Starting a High Tech Business: Finding a Market

When you're starting a business, you'll hear a lot about product/market fit. Marc Andreesen says:

In a great market -- a market with lots of real potential customers -- the market pulls product out of the startup. The market needs to be fulfilled and the market will be fulfilled, by the first viable product that comes along. The product doesn't need to be great; it just has to basically work. And, the market doesn't care how good the team is, as long as the team can produce that viable product.

In short, customers are knocking down your door to get the product; the main goal is to actually answer the phone and respond to all the emails from people who want to buy.And when you have a great market, the team is remarkably easy to upgrade on the fly.

This is the story of search keyword advertising, and Internet auctions, and TCP/IP routers.

Note: I've quoted a small portion of a long article that is well worth reading.

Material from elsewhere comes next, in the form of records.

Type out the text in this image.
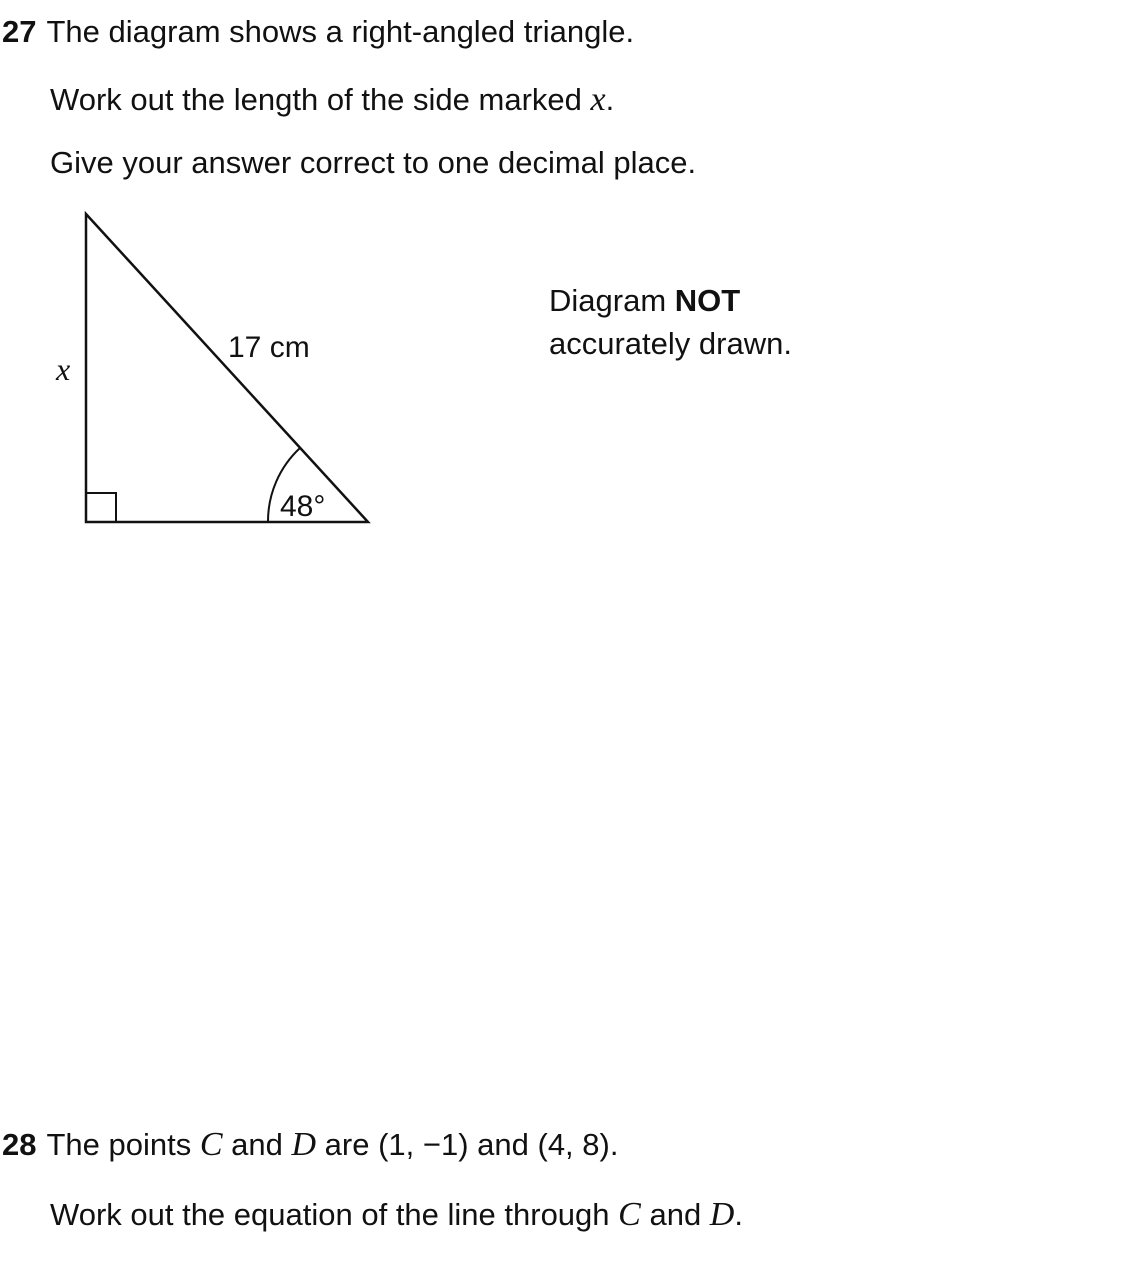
27 The diagram shows a right-angled triangle.
Work out the length of the side marked x.
Give your answer correct to one decimal place.
x
17 cm
48°
Diagram NOT
accurately drawn.
28 The points C and D are (1, −1) and (4, 8).
Work out the equation of the line through C and D.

This is undoubtedly true, but one of the mistakes that many people make in reading statements like this is thinking of "markets" as these things that you can go find, check out, and pick up like a head of lettuce from the supermarket.

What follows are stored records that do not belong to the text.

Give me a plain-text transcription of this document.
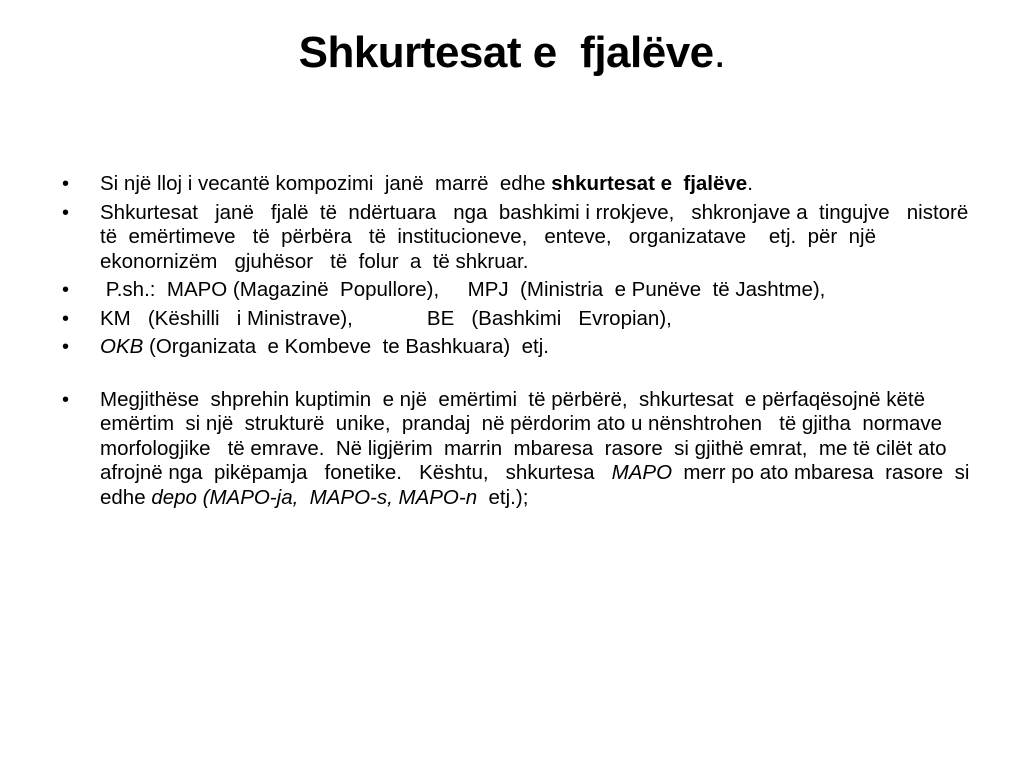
Shkurtesat e  fjalëve.
•	Si një lloj i vecantë kompozimi  janë  marrë  edhe shkurtesat e  fjalëve.
•	Shkurtesat   janë   fjalë  të  ndërtuara   nga  bashkimi i rrokjeve,   shkronjave a  tingujve   nistorë   të  emërtimeve   të  përbëra   të  institucioneve,   enteve,   organizatave    etj.  për  një ekonornizëm   gjuhësor   të  folur  a  të shkruar.
•	P.sh.:  MAPO (Magazinë  Popullore),     MPJ  (Ministria  e Punëve  të Jashtme),
•	KM   (Këshilli   i Ministrave),             BE   (Bashkimi   Evropian),
•	OKB (Organizata  e Kombeve  te Bashkuara)  etj.
•	Megjithëse  shprehin kuptimin  e një  emërtimi  të përbërë,  shkurtesat  e përfaqësojnë këtë  emërtim  si një  strukturë  unike,  prandaj  në përdorim ato u nënshtrohen   të gjitha  normave  morfologjike   të emrave.  Në ligjërim  marrin  mbaresa  rasore  si gjithë emrat,  me të cilët ato afrojnë nga  pikëpamja   fonetike.   Kështu,   shkurtesa   MAPO  merr po ato mbaresa  rasore  si edhe depo (MAPO-ja,  MAPO-s, MAPO-n  etj.);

In truth, there's no static collection of markets. Further, they're remarkably difficult to analyze and understand to the level of details someone does when they're building a product. In fact, there's only one sure fire way to explore a market and that's to build products and try to sell them.

This is a state space exploration problem that evolutionary algorithms are great at exploiting and on the macro scale, that's exactly what happens when thousands of companies build and sell products. They find the fit.

Of course, if you're starting a business, you don't want to solve the problem on a macro scale, but on a micro scale. Specifically, you want to find a market for your product, or a product for your market depending on how you look at it. And that's the point. You can't afford to look at it from either of these perspectives. You have to consider the problem holisitically.

That's why people make such a big deal about having a good team. A good team, with strong leadership will constantly adjust product and strategy based on signals that are coming back from the world (I specifically don't say "market") about how well their product fits a need.

Consequently, it's difficult to say that team, product, or market is paramount in building a startup. The truth is that you need all three and successful startups are constantly iterating all of them. If you're not getting traction, you'd better adjust and quick. You'll never be smart enough to look at the market, see a need, and build a product that fits, although you may get lucky. What you can do, however, is quickly iterate through variations on a theme to find what works.